I’m echoing above sentiment, the group comes first.
If there’s too much drama they should both go. People have to be grown up enough to handle their business outside.
The flip side of this is the relationship that blooms inside of the group and it effects game play with jealousy, changing a character to be closer to your sworn enemy because you’re with them now and other crazy developments that don’t make a lick of sense in game.
I’d allow the couple to stay as long as they could keep their reality out of my fantasy. I’d tell them this, of course.
And if they failed to do so, I’d give one warning, and then that’s it; they’re both gone. Either could come back after a reasonable period and a promise to behave.
However, if one of them left of their own accord, I wouldn’t boot the other one. And I’d be sure tell the rest of the group about this loophole.
Had this happen in our group. Making them both still play once the dust settled was the best descion we ever made. They’re now still really good freinds and don’t hold grudges or anything and both bring their new significant others to games and play alongside.
Fortunately, I never had this problem but if I did, the answer seems simple.
The group is composed of friends, if there is a falling out between people they have to decide either to put their differences away or the one (might be both) who is causing the problems has to leave… if not, then I’m gone…

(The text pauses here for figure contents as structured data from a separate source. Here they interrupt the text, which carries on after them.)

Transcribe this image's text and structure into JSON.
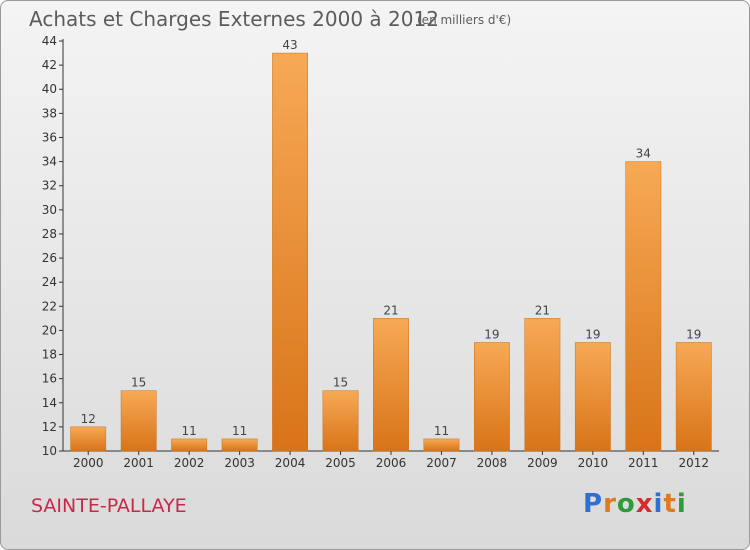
{
  "header": {
    "title": "Achats et Charges Externes 2000 à 2012",
    "subtitle": "(en milliers d'€)"
  },
  "footer": {
    "commune": "SAINTE-PALLAYE",
    "logo": {
      "letters": [
        "P",
        "r",
        "o",
        "x",
        "i",
        "t",
        "i"
      ],
      "colors": [
        "#2f6fd0",
        "#e07a1f",
        "#2f9a3a",
        "#d22c2c",
        "#2f6fd0",
        "#e07a1f",
        "#2f9a3a"
      ]
    }
  },
  "chart_data": {
    "type": "bar",
    "categories": [
      "2000",
      "2001",
      "2002",
      "2003",
      "2004",
      "2005",
      "2006",
      "2007",
      "2008",
      "2009",
      "2010",
      "2011",
      "2012"
    ],
    "values": [
      12,
      15,
      11,
      11,
      43,
      15,
      21,
      11,
      19,
      21,
      19,
      34,
      19
    ],
    "title": "Achats et Charges Externes 2000 à 2012",
    "subtitle": "(en milliers d'€)",
    "ylim": [
      10,
      44
    ],
    "yticks": [
      10,
      12,
      14,
      16,
      18,
      20,
      22,
      24,
      26,
      28,
      30,
      32,
      34,
      36,
      38,
      40,
      42,
      44
    ],
    "grid": false,
    "bar_color": "#f29a3d"
  }
}
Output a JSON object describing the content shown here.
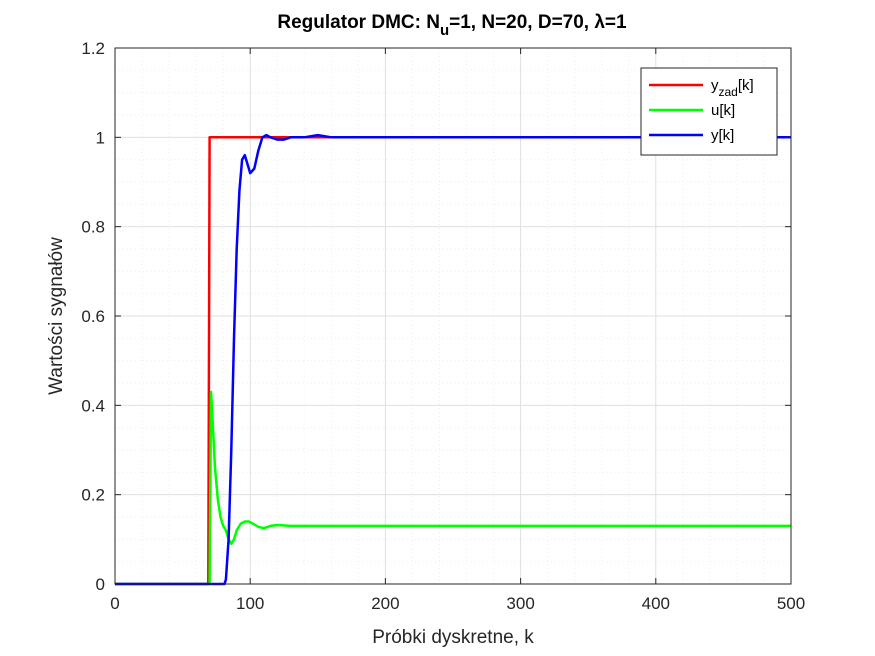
{
  "colors": {
    "background": "#ffffff",
    "axes": "#262626",
    "grid": "#dfdfdf",
    "minor_grid": "#eeeeee"
  },
  "chart_data": {
    "type": "line",
    "title": {
      "prefix": "Regulator DMC: N",
      "sub": "u",
      "suffix": "=1, N=20, D=70, λ=1"
    },
    "xlabel": "Próbki dyskretne, k",
    "ylabel": "Wartości sygnałów",
    "xlim": [
      0,
      500
    ],
    "ylim": [
      0,
      1.2
    ],
    "xticks": [
      0,
      100,
      200,
      300,
      400,
      500
    ],
    "xtick_labels": [
      "0",
      "100",
      "200",
      "300",
      "400",
      "500"
    ],
    "yticks": [
      0,
      0.2,
      0.4,
      0.6,
      0.8,
      1.0,
      1.2
    ],
    "ytick_labels": [
      "0",
      "0.2",
      "0.4",
      "0.6",
      "0.8",
      "1",
      "1.2"
    ],
    "grid": true,
    "minor_grid": true,
    "legend_position": "top-right",
    "series": [
      {
        "name": "y[k]",
        "legend_base": "y",
        "legend_sub": "zad",
        "legend_suffix": "[k]",
        "color": "#ff0000",
        "x": [
          0,
          69,
          69,
          70,
          500
        ],
        "y": [
          0,
          0,
          0.0,
          1,
          1
        ]
      },
      {
        "name": "u[k]",
        "legend_base": "u[k]",
        "legend_sub": "",
        "legend_suffix": "",
        "color": "#00ff00",
        "x": [
          0,
          70,
          71,
          72,
          74,
          76,
          78,
          80,
          82,
          84,
          86,
          88,
          90,
          93,
          96,
          99,
          102,
          106,
          110,
          115,
          120,
          130,
          140,
          150,
          500
        ],
        "y": [
          0,
          0,
          0.43,
          0.38,
          0.26,
          0.19,
          0.15,
          0.13,
          0.12,
          0.1,
          0.09,
          0.1,
          0.12,
          0.135,
          0.14,
          0.14,
          0.135,
          0.128,
          0.125,
          0.13,
          0.132,
          0.13,
          0.13,
          0.13,
          0.13
        ]
      },
      {
        "name": "y[k]",
        "legend_base": "y[k]",
        "legend_sub": "",
        "legend_suffix": "",
        "color": "#0000ff",
        "x": [
          0,
          81,
          82,
          84,
          86,
          88,
          90,
          92,
          94,
          96,
          98,
          100,
          103,
          106,
          109,
          112,
          115,
          120,
          125,
          130,
          135,
          140,
          150,
          160,
          500
        ],
        "y": [
          0,
          0,
          0.01,
          0.1,
          0.3,
          0.55,
          0.75,
          0.88,
          0.95,
          0.96,
          0.94,
          0.92,
          0.93,
          0.97,
          1.0,
          1.005,
          1.0,
          0.995,
          0.995,
          1.0,
          1.0,
          1.0,
          1.005,
          1.0,
          1.0
        ]
      }
    ]
  }
}
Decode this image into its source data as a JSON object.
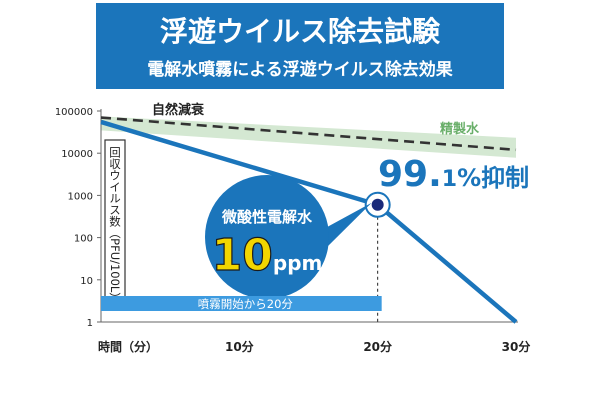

man, i don’t know how to contact with you. reply on my email ( email@example.com ) or i’ll have to do somethig more. if you don’t remember – you stole my pic!
Who are you referring to?
do kogo przemawiasz Emilio?
Like others have said, as long as the ex-lovers involved can keep their out of games issues out of the game and still play together nicely they can stay. If there’s a problem whichever one seems to be the instigator would be asked to leave if they can’t control themselves. (or both if it seems they both have issues)
It’d be hard to do it any other way without jeopardizing friendships.
Gah! Just saw this thread was form back in 2k9, apologies for the necroing!
@Silveressa – We leave them open on purpose, in case folks come by after the thread has died — even long after! — with something to share. Welcome to the Stew!